La politique du multilinguisme dans un pays se règle, en général, dans le cadre de sa culture et de son système politique, du moment que la gouvernance de la langue fait partie de la gouvernance générale, estiment les spécialistes. Qu’en est-il exactement de l’impact du multilinguisme sur le développement humain ? Une question essentielle qui était donc au centre de ce colloque international organisé par l’université Mouloud Mammeri de Tizi-Ouzou, les 7, 8 et 9 novembre derniers. Plusieurs communications ayant trait au multilinguisme et au développement humain, sous toutes ses formes, ont été programmées en trois langues (arabe, français et anglais) tout au long de ces 3 journées. La politique linguistique dans la société, en général, et à l’université algérienne, en particulier, étaient l’une des thématiques traitées par les chercheurs et spécialistes, lors de ce rendez-vous. Abordant le thème «Le multilinguisme en recherches doctorales» dans l’université algérienne, Dr Farida Bouarab-Dahmani, de l’université Mouloud Mammeri de Tizi-Ouzou, dira : «C’est comme un Algérien qui parlerait le français au travail, le kabyle en famille et l’arabe en société, du fait qu’il vit à Constantine par exemple.

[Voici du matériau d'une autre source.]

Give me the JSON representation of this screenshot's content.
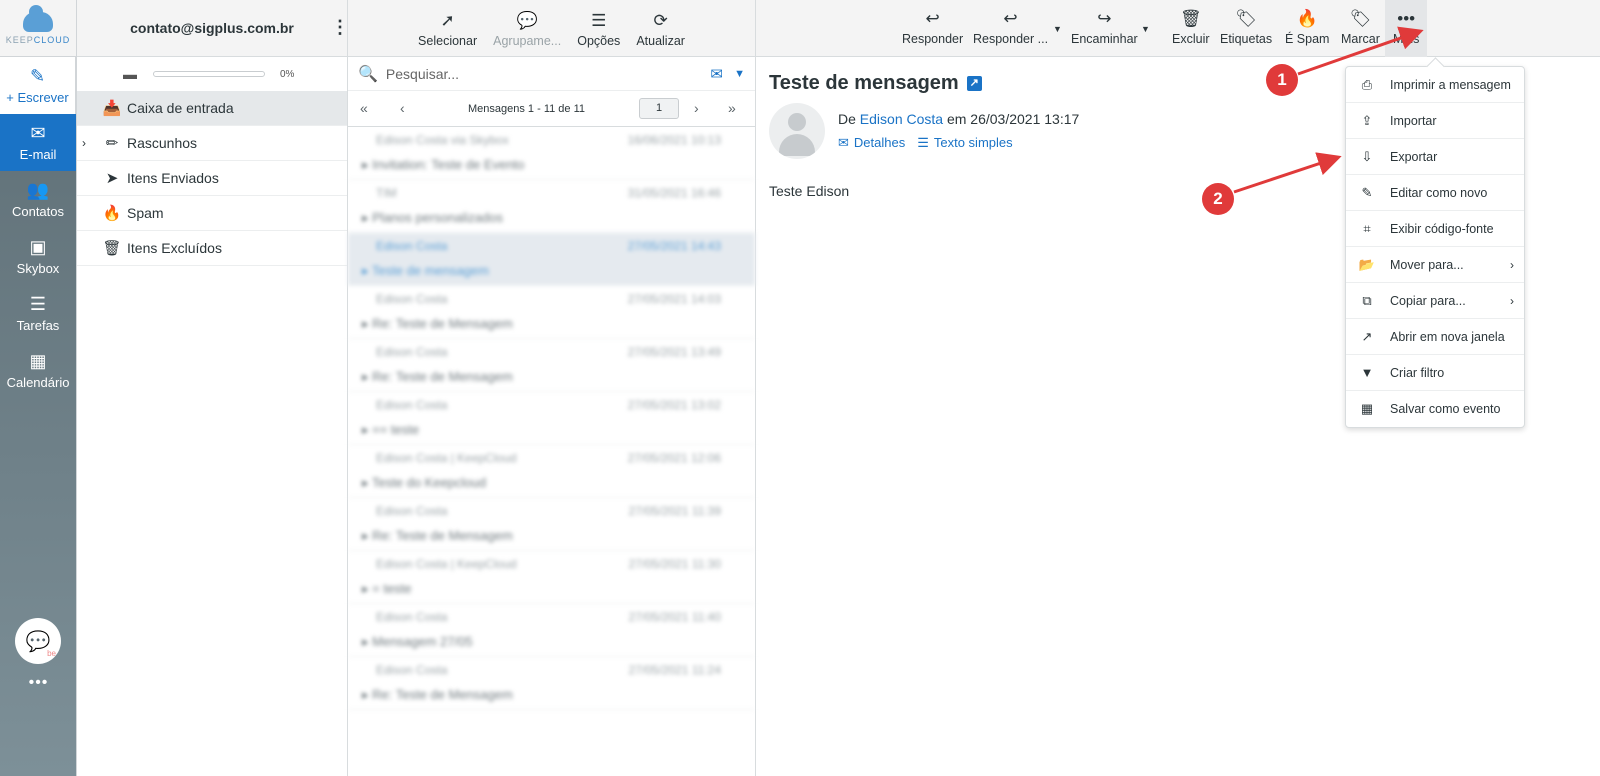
{
  "rail": {
    "logo_brand_a": "KEEP",
    "logo_brand_b": "CLOUD",
    "compose": "+ Escrever",
    "items": [
      {
        "label": "E-mail"
      },
      {
        "label": "Contatos"
      },
      {
        "label": "Skybox"
      },
      {
        "label": "Tarefas"
      },
      {
        "label": "Calendário"
      }
    ],
    "chat_badge": "be"
  },
  "account": {
    "email": "contato@sigplus.com.br",
    "quota_percent": "0%",
    "quota_fraction": 0
  },
  "folders": [
    {
      "label": "Caixa de entrada"
    },
    {
      "label": "Rascunhos"
    },
    {
      "label": "Itens Enviados"
    },
    {
      "label": "Spam"
    },
    {
      "label": "Itens Excluídos"
    }
  ],
  "list_toolbar": {
    "select": "Selecionar",
    "group": "Agrupame...",
    "options": "Opções",
    "refresh": "Atualizar"
  },
  "search": {
    "placeholder": "Pesquisar..."
  },
  "pager": {
    "label": "Mensagens 1 - 11 de 11",
    "page": "1"
  },
  "messages": [
    {
      "from": "Edison Costa via Skybox",
      "date": "16/06/2021 10:13",
      "subject": "Invitation: Teste de Evento"
    },
    {
      "from": "TIM",
      "date": "31/05/2021 16:46",
      "subject": "Planos personalizados"
    },
    {
      "from": "Edison Costa",
      "date": "27/05/2021 14:43",
      "subject": "Teste de mensagem"
    },
    {
      "from": "Edison Costa",
      "date": "27/05/2021 14:03",
      "subject": "Re: Teste de Mensagem"
    },
    {
      "from": "Edison Costa",
      "date": "27/05/2021 13:49",
      "subject": "Re: Teste de Mensagem"
    },
    {
      "from": "Edison Costa",
      "date": "27/05/2021 13:02",
      "subject": "== teste"
    },
    {
      "from": "Edison Costa | KeepCloud",
      "date": "27/05/2021 12:06",
      "subject": "Teste do Keepcloud"
    },
    {
      "from": "Edison Costa",
      "date": "27/05/2021 11:39",
      "subject": "Re: Teste de Mensagem"
    },
    {
      "from": "Edison Costa | KeepCloud",
      "date": "27/05/2021 11:30",
      "subject": "= teste"
    },
    {
      "from": "Edison Costa",
      "date": "27/05/2021 11:40",
      "subject": "Mensagem 27/05"
    },
    {
      "from": "Edison Costa",
      "date": "27/05/2021 11:24",
      "subject": "Re: Teste de Mensagem"
    }
  ],
  "reader_toolbar": {
    "reply": "Responder",
    "reply_all": "Responder ...",
    "forward": "Encaminhar",
    "delete": "Excluir",
    "tags": "Etiquetas",
    "spam": "É Spam",
    "mark": "Marcar",
    "more": "Mais"
  },
  "message": {
    "subject": "Teste de mensagem",
    "from_prefix": "De",
    "from_name": "Edison Costa",
    "date_text": "em 26/03/2021 13:17",
    "details": "Detalhes",
    "plain_text": "Texto simples",
    "body": "Teste Edison"
  },
  "more_menu": [
    {
      "label": "Imprimir a mensagem",
      "icon": "printer-icon"
    },
    {
      "label": "Importar",
      "icon": "upload-icon"
    },
    {
      "label": "Exportar",
      "icon": "download-icon"
    },
    {
      "label": "Editar como novo",
      "icon": "pencil-icon"
    },
    {
      "label": "Exibir código-fonte",
      "icon": "source-icon"
    },
    {
      "label": "Mover para...",
      "icon": "folder-open-icon"
    },
    {
      "label": "Copiar para...",
      "icon": "copy-icon"
    },
    {
      "label": "Abrir em nova janela",
      "icon": "external-icon"
    },
    {
      "label": "Criar filtro",
      "icon": "filter-icon"
    },
    {
      "label": "Salvar como evento",
      "icon": "calendar-icon"
    }
  ],
  "annotations": {
    "step1": "1",
    "step2": "2",
    "color": "#e03a3a"
  }
}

En résumé, les mots multilinguisme et plurilinguisme décrivent le fait qu’une communauté (ou personne) soit capable de s’exprimer dans plusieurs langues». Face à l’anglais, cette langue dominante qui est la plus sollicitée dans la diffusion des savoirs, la majorité des langues se trouvent, aujourd’hui, dans une position complexe qui vire à la marginalisation pour certaines, et ce, bien que l’élaboration, la diffusion et la transmission des savoirs n’ont jamais été le fait d’une seule langue et/ou culture», souligne l’intervenante. Pour le cas de l’Algérie, et malgré la situation linguistique qui est celle d’un multilinguisme, la langue arabe est déclarée, seule, langue nationale et officielle dès l’indépendance. Or la langue arabe coexiste avec d’autres langues, notamment le berbère. «Le français est largement usité au quotidien et est essentiellement utilisé dans l’enseignement supérieur, en particulier l’enseignement des sciences et technologies», rappellera Dr Farida Bouarab-Dahmani.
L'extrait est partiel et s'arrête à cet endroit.